I am having a training data set of 144 student feedback with 72 positive and 72 negative feedback respectively. The data set has two attributes namely data and target which contain the sentence and the sentiment(positive or negative) respectively. The testing data set contains 106 unlabeled feedback. Consider the following code:
import pandas as pd
feedback_data = pd.read_csv('output_svm.csv')
print(feedback_data)
data target
0 facilitates good student teacher communication. positive
1 lectures are very lengthy. negative
2 the teacher is very good at interaction. positive
3 good at clearing the concepts. positive
4 good at clearing the concepts. positive
5 good at teaching. positive
6 does not shows test copies. negative
7 good subjective knowledge. positive
8 good communication skills. positive
9 good teaching methods. positive
10 posseses very good and thorough knowledge of t... positive
feedback_data_test = pd.read_csv('classified_feedbacks_test.csv')
print(feedback_data_test)
data target
0 good teaching. NaN
1 punctuality. NaN
2 provides good practical examples. NaN
3 weak subject knowledge. NaN
4 excellent teacher. NaN
5 no strength. NaN
6 very poor communication skills. NaN
7 not able to clear the concepts. NaN
8 punctual. NaN
9 lack of proper guidance. NaN
10 fantastic speaker. NaN
from sklearn.feature_extraction.text import CountVectorizer
cv = CountVectorizer(binary = True)
ct = CountVectorizer(binary= True)
cv.fit(feedback_data['data'].values)
ct.fit(feedback_data_test['data'].values)
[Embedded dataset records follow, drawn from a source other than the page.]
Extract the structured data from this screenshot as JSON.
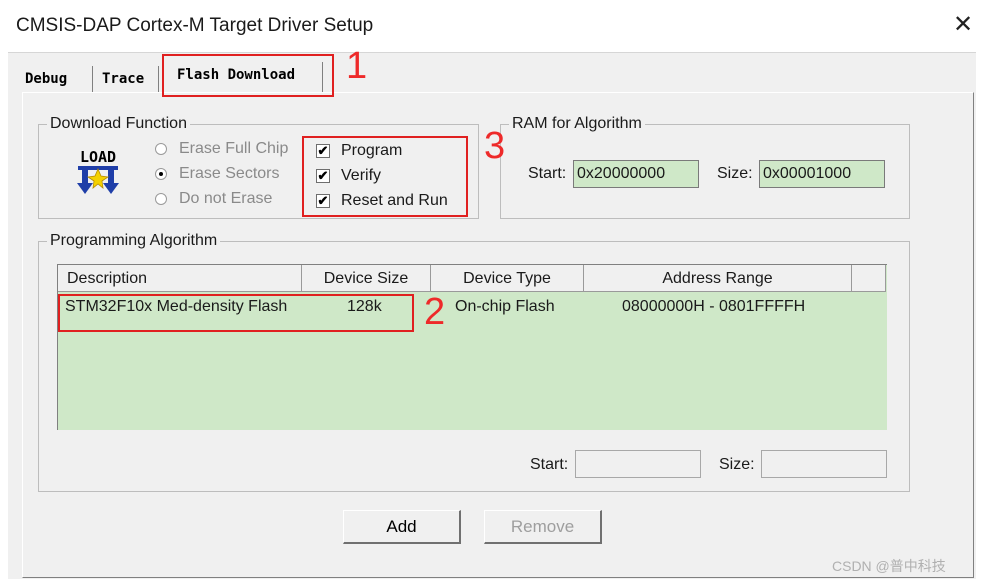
{
  "window": {
    "title": "CMSIS-DAP Cortex-M Target Driver Setup",
    "close_glyph": "✕"
  },
  "tabs": [
    {
      "label": "Debug"
    },
    {
      "label": "Trace"
    },
    {
      "label": "Flash Download"
    }
  ],
  "download_function": {
    "group_label": "Download Function",
    "load_icon_text": "LOAD",
    "radios": [
      {
        "label": "Erase Full Chip"
      },
      {
        "label": "Erase Sectors"
      },
      {
        "label": "Do not Erase"
      }
    ],
    "checkboxes": [
      {
        "label": "Program",
        "mark": "✔"
      },
      {
        "label": "Verify",
        "mark": "✔"
      },
      {
        "label": "Reset and Run",
        "mark": "✔"
      }
    ]
  },
  "ram": {
    "group_label": "RAM for Algorithm",
    "start_label": "Start:",
    "start_value": "0x20000000",
    "size_label": "Size:",
    "size_value": "0x00001000"
  },
  "programming": {
    "group_label": "Programming Algorithm",
    "columns": [
      "Description",
      "Device Size",
      "Device Type",
      "Address Range"
    ],
    "rows": [
      {
        "description": "STM32F10x Med-density Flash",
        "size": "128k",
        "type": "On-chip Flash",
        "range": "08000000H - 0801FFFFH"
      }
    ],
    "start_label": "Start:",
    "size_label": "Size:"
  },
  "buttons": {
    "add": "Add",
    "remove": "Remove"
  },
  "annotations": [
    "1",
    "2",
    "3"
  ],
  "watermark": "CSDN @普中科技"
}
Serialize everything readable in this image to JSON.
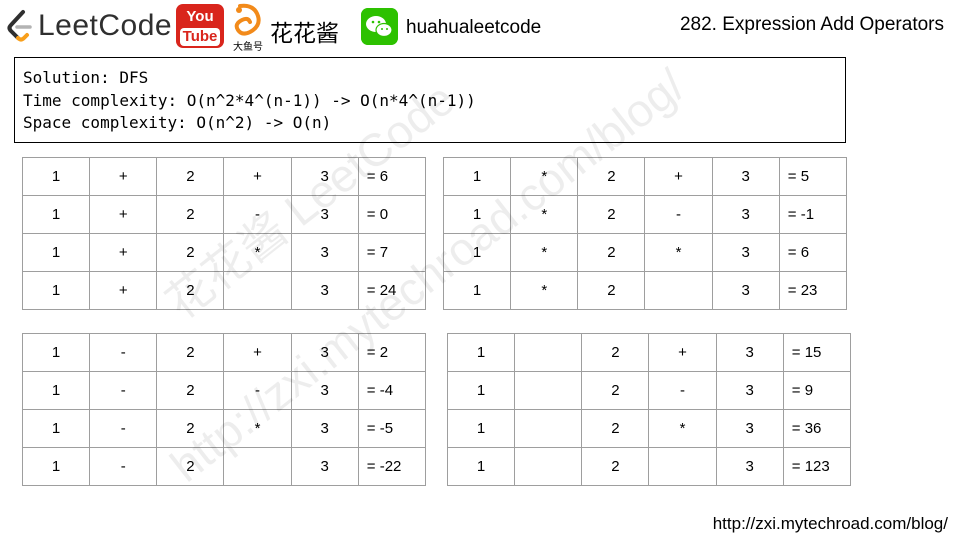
{
  "header": {
    "logo_text": "LeetCode",
    "youtube_top": "You",
    "youtube_bottom": "Tube",
    "douyu_sub": "大鱼号",
    "author_name": "花花酱",
    "wechat_name": "huahualeetcode",
    "problem_title": "282. Expression Add Operators"
  },
  "solution": {
    "line1": "Solution: DFS",
    "line2": "Time complexity: O(n^2*4^(n-1)) -> O(n*4^(n-1))",
    "line3": "Space complexity: O(n^2) -> O(n)"
  },
  "tables": {
    "t1": [
      [
        "1",
        "+",
        "2",
        "+",
        "3",
        "= 6"
      ],
      [
        "1",
        "+",
        "2",
        "-",
        "3",
        "= 0"
      ],
      [
        "1",
        "+",
        "2",
        "*",
        "3",
        "= 7"
      ],
      [
        "1",
        "+",
        "2",
        "",
        "3",
        "= 24"
      ]
    ],
    "t2": [
      [
        "1",
        "*",
        "2",
        "+",
        "3",
        "= 5"
      ],
      [
        "1",
        "*",
        "2",
        "-",
        "3",
        "= -1"
      ],
      [
        "1",
        "*",
        "2",
        "*",
        "3",
        "= 6"
      ],
      [
        "1",
        "*",
        "2",
        "",
        "3",
        "= 23"
      ]
    ],
    "t3": [
      [
        "1",
        "-",
        "2",
        "+",
        "3",
        "= 2"
      ],
      [
        "1",
        "-",
        "2",
        "-",
        "3",
        "= -4"
      ],
      [
        "1",
        "-",
        "2",
        "*",
        "3",
        "= -5"
      ],
      [
        "1",
        "-",
        "2",
        "",
        "3",
        "= -22"
      ]
    ],
    "t4": [
      [
        "1",
        "",
        "2",
        "+",
        "3",
        "= 15"
      ],
      [
        "1",
        "",
        "2",
        "-",
        "3",
        "= 9"
      ],
      [
        "1",
        "",
        "2",
        "*",
        "3",
        "= 36"
      ],
      [
        "1",
        "",
        "2",
        "",
        "3",
        "= 123"
      ]
    ]
  },
  "watermark": {
    "line1": "花花酱 LeetCode",
    "line2": "http://zxi.mytechroad.com/blog/"
  },
  "footer": {
    "url": "http://zxi.mytechroad.com/blog/"
  },
  "colors": {
    "youtube_red": "#d9251c",
    "wechat_green": "#2dc100",
    "leetcode_orange": "#f89f1b",
    "grid_border": "#9e9e9e"
  }
}
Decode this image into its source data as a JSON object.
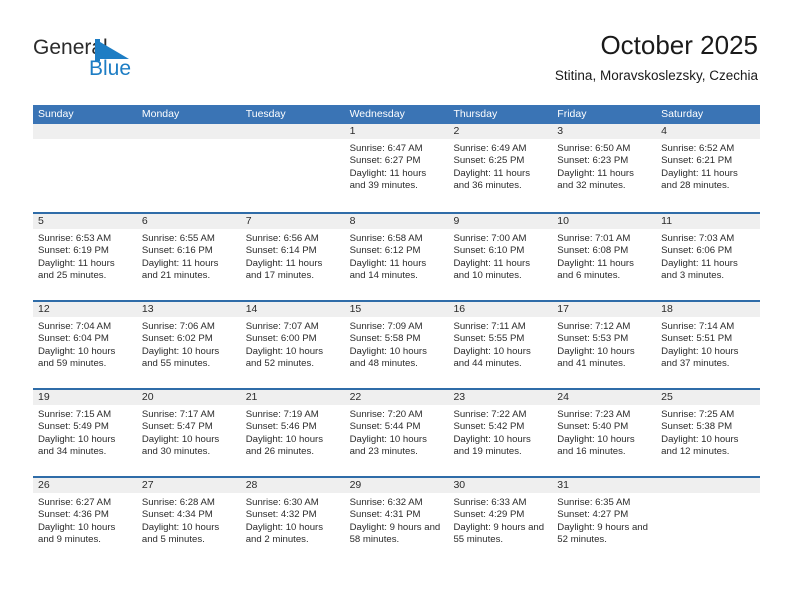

X = feedback_data['data'].apply(lambda X : cv.transform([X])).values
X = list([list(x.toarray()[0]) for x in X])
X_test = feedback_data_test['data'].apply(lambda X_test : ct.transform([X_test])).values
X_test = list([list(x.toarray()[0]) for x in X_test])
from sklearn import svm
from sklearn.metrics import accuracy_score
from sklearn.model_selection import train_test_split
target = [1 if i<72 else 0 for i in range(144)]
X_train, X_val, y_train, y_val = train_test_split(X, target, train_size = 0.50)
clf = svm.SVC(kernel = 'linear', gamma = 0.001, C = 0.05)
clf.fit(X, target)
#The below line gives error
print("Accuracy = %s" %accuracy_score(target,clf.predict([X_test])) )
I do not know what is wrong. Please help.